Presenters' biography

Speaker 1 - Dr. Chloé Baum (Institut Pasteur, France)


Dr. Chloé Baum is a molecular biologist specialized in Next-Generation Sequencing (NGS) technologies. She completed her PhD with New England Biolabs and the Genoscope, focusing on the development of innovative NGS-based methods applied to microbiology and microbiome research. She now leads the implementation of Oxford Nanopore Technologies (ONT) at Biomics, the sequencing core facility of Institut Pasteur.


Speaker 2 - Rania Ouazahrou (Insitut Pasteur, France)

Research engineer in bioinformatics at the Bioinformatics and Biostatistics Hub and the Biomics sequencing platform at the Institut Pasteur. I also previously worked at the I2BC / CNRS sequencing platform as a research engineer. I work mainly on prokaryotes and occasionally on eukaryotes. At the sequencing platform, our main role is to develop pipelines to make it easier to run our analyses on a day-to-day basis.I analyse Illumina and Nanopore data. We mainly do RNAseq analyses, variant calling for Illumina data, but also custom analyses. For Nanopore, we mainly do assemblies but also detect modifications in direct RNA.
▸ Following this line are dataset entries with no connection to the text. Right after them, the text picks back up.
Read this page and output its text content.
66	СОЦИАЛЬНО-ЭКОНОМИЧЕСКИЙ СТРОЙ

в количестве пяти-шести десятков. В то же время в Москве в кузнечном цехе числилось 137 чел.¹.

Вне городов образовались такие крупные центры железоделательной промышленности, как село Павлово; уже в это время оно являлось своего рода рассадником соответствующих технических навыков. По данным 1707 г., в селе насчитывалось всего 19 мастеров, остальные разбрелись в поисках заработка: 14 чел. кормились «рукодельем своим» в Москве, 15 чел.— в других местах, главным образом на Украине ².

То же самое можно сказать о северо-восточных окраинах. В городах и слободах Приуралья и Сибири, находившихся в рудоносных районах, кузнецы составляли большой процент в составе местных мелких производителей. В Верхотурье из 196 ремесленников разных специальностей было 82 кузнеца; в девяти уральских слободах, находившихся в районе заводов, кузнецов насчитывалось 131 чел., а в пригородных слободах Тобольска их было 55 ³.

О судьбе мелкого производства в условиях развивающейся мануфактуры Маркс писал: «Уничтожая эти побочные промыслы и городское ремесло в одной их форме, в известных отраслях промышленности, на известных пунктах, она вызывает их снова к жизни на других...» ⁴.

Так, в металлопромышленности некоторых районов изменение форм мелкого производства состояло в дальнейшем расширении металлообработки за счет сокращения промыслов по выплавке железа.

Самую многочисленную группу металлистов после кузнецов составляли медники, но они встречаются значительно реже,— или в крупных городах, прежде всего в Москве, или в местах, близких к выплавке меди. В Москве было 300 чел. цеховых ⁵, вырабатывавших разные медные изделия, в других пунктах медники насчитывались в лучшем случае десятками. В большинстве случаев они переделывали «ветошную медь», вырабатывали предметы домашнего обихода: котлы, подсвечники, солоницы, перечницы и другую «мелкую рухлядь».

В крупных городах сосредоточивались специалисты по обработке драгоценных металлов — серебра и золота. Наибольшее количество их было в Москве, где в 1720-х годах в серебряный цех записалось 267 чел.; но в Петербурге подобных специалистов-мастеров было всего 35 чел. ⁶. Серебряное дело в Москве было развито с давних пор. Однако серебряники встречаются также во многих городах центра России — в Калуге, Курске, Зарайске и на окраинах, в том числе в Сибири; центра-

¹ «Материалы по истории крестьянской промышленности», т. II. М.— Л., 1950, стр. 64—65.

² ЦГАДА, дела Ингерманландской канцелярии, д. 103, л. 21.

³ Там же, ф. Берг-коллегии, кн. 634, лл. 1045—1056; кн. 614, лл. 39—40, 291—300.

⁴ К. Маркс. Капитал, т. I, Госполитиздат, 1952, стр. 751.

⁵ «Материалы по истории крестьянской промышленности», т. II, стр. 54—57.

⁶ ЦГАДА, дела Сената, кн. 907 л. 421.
Speaker 3 - Dr. Guillaume Croville (National Veterinary School Toulouse, France)


Guillaume Croville works as an engineer at UMR IHAP, a multi-disciplinary research unit in animal infectiology attached to INRAe's Animal Health Department. His expertise lies in next-generation sequencing techniques such as Oxford Nanopore Technologies for the detection and characterization of pathogens as a routine diagnostic tool, but also for the exploration of the virosphere using metagenomic protocols.


Speaker 4 -  Niamh Lacy-Roberts (Technical University of Denmark, Denmark)

I hold a BSc in Biomedical Science from Edinburgh Napier University and an MSc in Bioinformatics from the University of Copenhagen. I am passionate about combining my laboratory experience and bioinformatics skills to support antimicrobial resistance (AMR) surveillance and strengthen whole genome sequencing (WGS) capacity. I specialize in Oxford Nanopore Technologies (ONT) long-read sequencing, with hands-on experience in both laboratory work and data analysis. As a research assistant in the Global Capacity Building Group at the Technical University of Denmark, I work on the Fleming Fund Regional Grant project, SEQAFRICA. My role involves developing ONT sequencing protocols and delivering bioinformatics training as part of the SEQAFRICA initiative.